En fait, ce qui est étonnant, c'est toujours la réaction du monde politique par rapport à de tels événements. Même si des mesures rapides ont été prises vis-à-vis des troupeaux qui risquaient d'être contaminés par le prion, on peut s'étonner, et ce à juste titre, de la lenteur mise tout d'abord par nos Autorités fédérales, à interdire les farines animales. La non-volonté de cette interdiction était essentiellement provoquée par le fait que personne ne savait qu'en faire et que les cimentiers n'étaient pas encore équipés afin de pouvoir détruire l'entier des stocks restants. Piètre excuse, et pourtant on touche et l'on badine là avec un domaine grave, celui de la santé.
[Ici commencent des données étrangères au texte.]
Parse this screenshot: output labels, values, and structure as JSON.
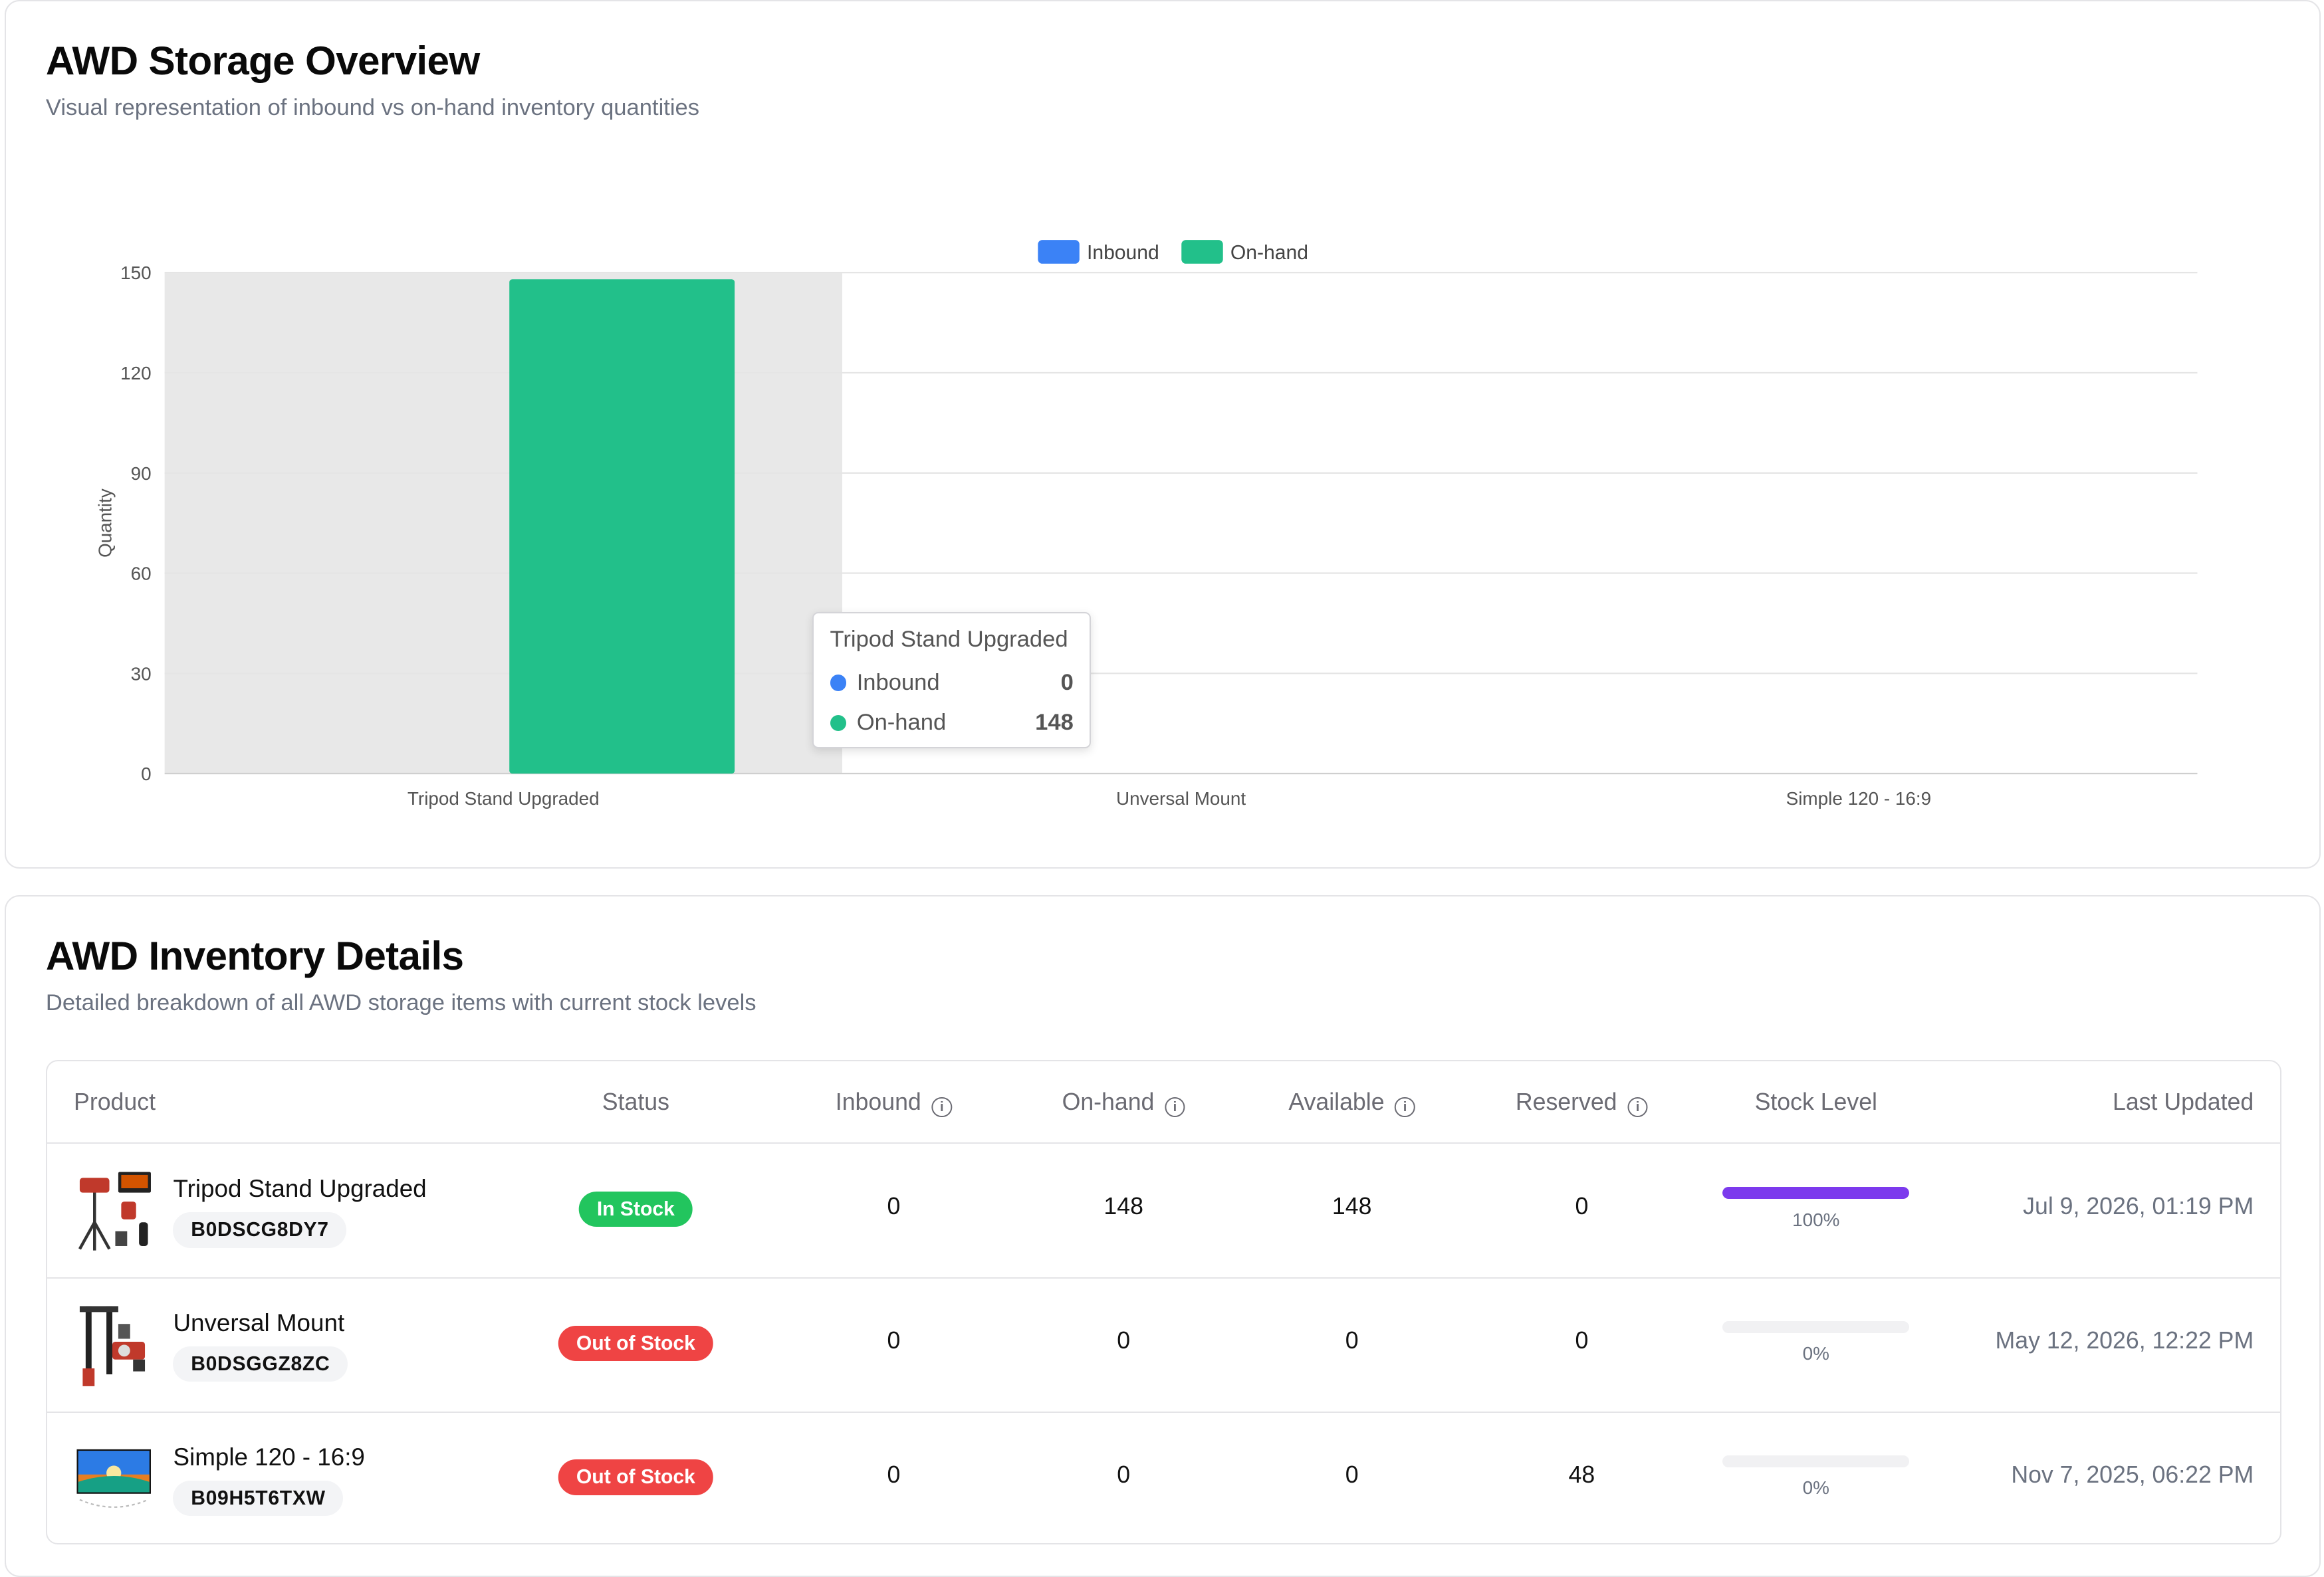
{
  "overview": {
    "title": "AWD Storage Overview",
    "subtitle": "Visual representation of inbound vs on-hand inventory quantities"
  },
  "chart_data": {
    "type": "bar",
    "categories": [
      "Tripod Stand Upgraded",
      "Unversal Mount",
      "Simple 120 - 16:9"
    ],
    "series": [
      {
        "name": "Inbound",
        "values": [
          0,
          0,
          0
        ],
        "color": "#3b82f6"
      },
      {
        "name": "On-hand",
        "values": [
          148,
          0,
          0
        ],
        "color": "#22c08a"
      }
    ],
    "xlabel": "",
    "ylabel": "Quantity",
    "ylim": [
      0,
      150
    ],
    "yticks": [
      0,
      30,
      60,
      90,
      120,
      150
    ],
    "grid": true,
    "legend": "top-center",
    "hover_category": "Tripod Stand Upgraded"
  },
  "tooltip": {
    "title": "Tripod Stand Upgraded",
    "rows": [
      {
        "name": "Inbound",
        "value": "0",
        "color": "#3b82f6"
      },
      {
        "name": "On-hand",
        "value": "148",
        "color": "#22c08a"
      }
    ]
  },
  "details": {
    "title": "AWD Inventory Details",
    "subtitle": "Detailed breakdown of all AWD storage items with current stock levels",
    "columns": {
      "product": "Product",
      "status": "Status",
      "inbound": "Inbound",
      "onhand": "On-hand",
      "available": "Available",
      "reserved": "Reserved",
      "stock_level": "Stock Level",
      "last_updated": "Last Updated"
    },
    "rows": [
      {
        "name": "Tripod Stand Upgraded",
        "asin": "B0DSCG8DY7",
        "status": "In Stock",
        "status_color": "#22c55e",
        "inbound": "0",
        "onhand": "148",
        "available": "148",
        "reserved": "0",
        "stock_level": 1.0,
        "stock_label": "100%",
        "updated": "Jul 9, 2026, 01:19 PM",
        "thumb": "tripod-stand-thumbnail"
      },
      {
        "name": "Unversal Mount",
        "asin": "B0DSGGZ8ZC",
        "status": "Out of Stock",
        "status_color": "#ef4444",
        "inbound": "0",
        "onhand": "0",
        "available": "0",
        "reserved": "0",
        "stock_level": 0.0,
        "stock_label": "0%",
        "updated": "May 12, 2026, 12:22 PM",
        "thumb": "universal-mount-thumbnail"
      },
      {
        "name": "Simple 120 - 16:9",
        "asin": "B09H5T6TXW",
        "status": "Out of Stock",
        "status_color": "#ef4444",
        "inbound": "0",
        "onhand": "0",
        "available": "0",
        "reserved": "48",
        "stock_level": 0.0,
        "stock_label": "0%",
        "updated": "Nov 7, 2025, 06:22 PM",
        "thumb": "projector-screen-thumbnail"
      }
    ]
  }
}
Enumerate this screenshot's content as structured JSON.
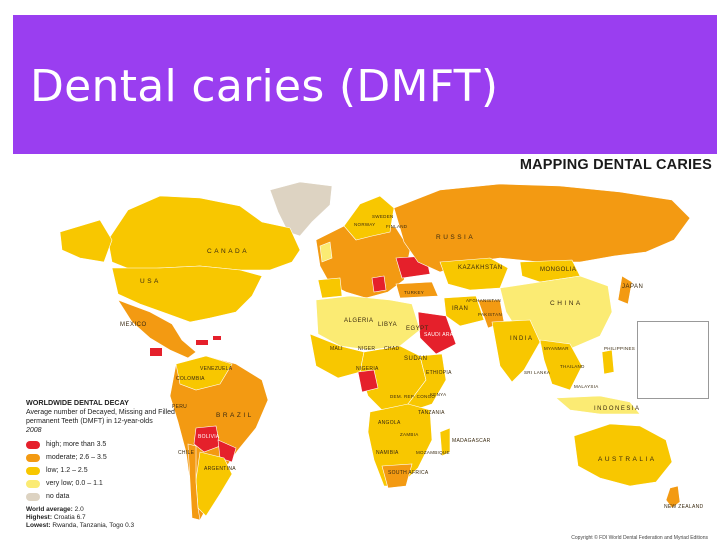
{
  "slide": {
    "title": "Dental caries (DMFT)",
    "band_color": "#9a3ef0"
  },
  "map": {
    "title": "MAPPING DENTAL CARIES",
    "colors": {
      "high": "#e5202b",
      "moderate": "#f39a12",
      "low": "#f8c700",
      "very_low": "#fbeb73",
      "no_data": "#ddd3c2"
    },
    "country_labels": {
      "canada": "CANADA",
      "usa": "USA",
      "russia": "RUSSIA",
      "china": "CHINA",
      "brazil": "BRAZIL",
      "australia": "AUSTRALIA",
      "india": "INDIA",
      "indonesia": "INDONESIA",
      "mexico": "MEXICO",
      "kazakhstan": "KAZAKHSTAN",
      "mongolia": "MONGOLIA",
      "japan": "JAPAN",
      "algeria": "ALGERIA",
      "libya": "LIBYA",
      "egypt": "EGYPT",
      "saudi": "SAUDI ARABIA",
      "iran": "IRAN",
      "sudan": "SUDAN",
      "ethiopia": "ETHIOPIA",
      "argentina": "ARGENTINA",
      "bolivia": "BOLIVIA",
      "peru": "PERU",
      "colombia": "COLOMBIA",
      "venezuela": "VENEZUELA",
      "chile": "CHILE",
      "new_zealand": "NEW ZEALAND",
      "south_africa": "SOUTH AFRICA",
      "namibia": "NAMIBIA",
      "angola": "ANGOLA",
      "tanzania": "TANZANIA",
      "madagascar": "MADAGASCAR",
      "nigeria": "NIGERIA",
      "mali": "MALI",
      "niger": "NIGER",
      "chad": "CHAD",
      "sweden": "SWEDEN",
      "norway": "NORWAY",
      "finland": "FINLAND",
      "turkey": "TURKEY",
      "pakistan": "PAKISTAN",
      "afghanistan": "AFGHANISTAN",
      "thailand": "THAILAND",
      "myanmar": "MYANMAR",
      "malaysia": "MALAYSIA",
      "philippines": "PHILIPPINES",
      "sri_lanka": "SRI LANKA",
      "kenya": "KENYA",
      "zambia": "ZAMBIA",
      "mozambique": "MOZAMBIQUE",
      "dr_congo": "DEM. REP. CONGO"
    }
  },
  "legend": {
    "title": "WORLDWIDE DENTAL DECAY",
    "subtitle": "Average number of Decayed, Missing and Filled permanent Teeth (DMFT) in 12-year-olds",
    "year": "2008",
    "items": [
      {
        "label": "high; more than 3.5",
        "color": "#e5202b"
      },
      {
        "label": "moderate; 2.6 – 3.5",
        "color": "#f39a12"
      },
      {
        "label": "low; 1.2 – 2.5",
        "color": "#f8c700"
      },
      {
        "label": "very low; 0.0 – 1.1",
        "color": "#fbeb73"
      },
      {
        "label": "no data",
        "color": "#ddd3c2"
      }
    ]
  },
  "stats": {
    "average_label": "World average:",
    "average_value": "2.0",
    "highest_label": "Highest:",
    "highest_value": "Croatia 6.7",
    "lowest_label": "Lowest:",
    "lowest_value": "Rwanda, Tanzania, Togo 0.3"
  },
  "copyright": "Copyright © FDI World Dental Federation and Myriad Editions"
}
On continue d'ailleurs allègrement de nourrir notamment la volaille à l'aide de ces farines, et personne à l'heure actuelle ne peut en mesurer à terme les conséquences.
Tout petit, chacun d'entre nous a appris sur les bancs d'école que la vache était essentiellement un herbivore et il ne serait venu à l'idée de personne qu'il était nécessaire de la nourrir avec des déchets carnés. Cela c'est pourtant fait avec les conséquences que l'on sait. Dès lors, pourquoi ne pas agir rapidement afin de calmer une population qui est en droit d'être renseignée de façon scientifique et sûre, sur ce qu'elle reçoit dans son assiette.
La situation est d'autant plus étonnante que lors de son récent passage à Genève, et de sa réception par le Conseil d'Etat de la République et du Canton, Monsieur Moritz Leuenberger, Président du Conseil fédéral pour 2001, a abordé le problème des munitions à uranium appauvri. Il a déclaré, devant le Club de la presse, que la Suisse demanderait cette année encore l'interdiction de telles munitions. A une question d'un journaliste lui demandant si sur le plan strictement scientifique, la question du lien entre les armes concernées et la maladie, en particulier leucémie, était réelle et prouvée, Monsieur Leuenberger a répondu qu'en la matière il n'avait pas lieu d'hésiter. En effet, rétorqua-t-il, «lorsqu'il y a présomption de problèmes, les politiques doivent intervenir». Il a donné en exemple à cet égard, les mesures prises par le Conseil fédéral quant au smog électronique engendré par les antennes fixes des téléphones mobiles, en se vantant sur ce point que la Suisse ait pris les mesures les plus dures du monde sans attendre que les problèmes de type scientifique ou de santé aient été prouvés.
On aurait donc apprécié la même vélocité à l'occasion des problèmes soulevés par la vache folle et des contaminations éventuelles de l'être humain.
Evidemment, si plusieurs entreprises fabriquent des farines animales, personne en Suisse ne fabrique de minutions à uranium appauvri et une position très ferme de la Suisse dans le concert international des protestations ne coûte pas grand chose. C'est faire preuve toutefois de légèreté, légèreté coupable, dont on se prend à souhaiter que, comme lors de l'affaire du sang contaminé en France, l'on parvienne à citer devant la justice les responsables politiques qui auraient manqué à un devoir élémentaire d'information.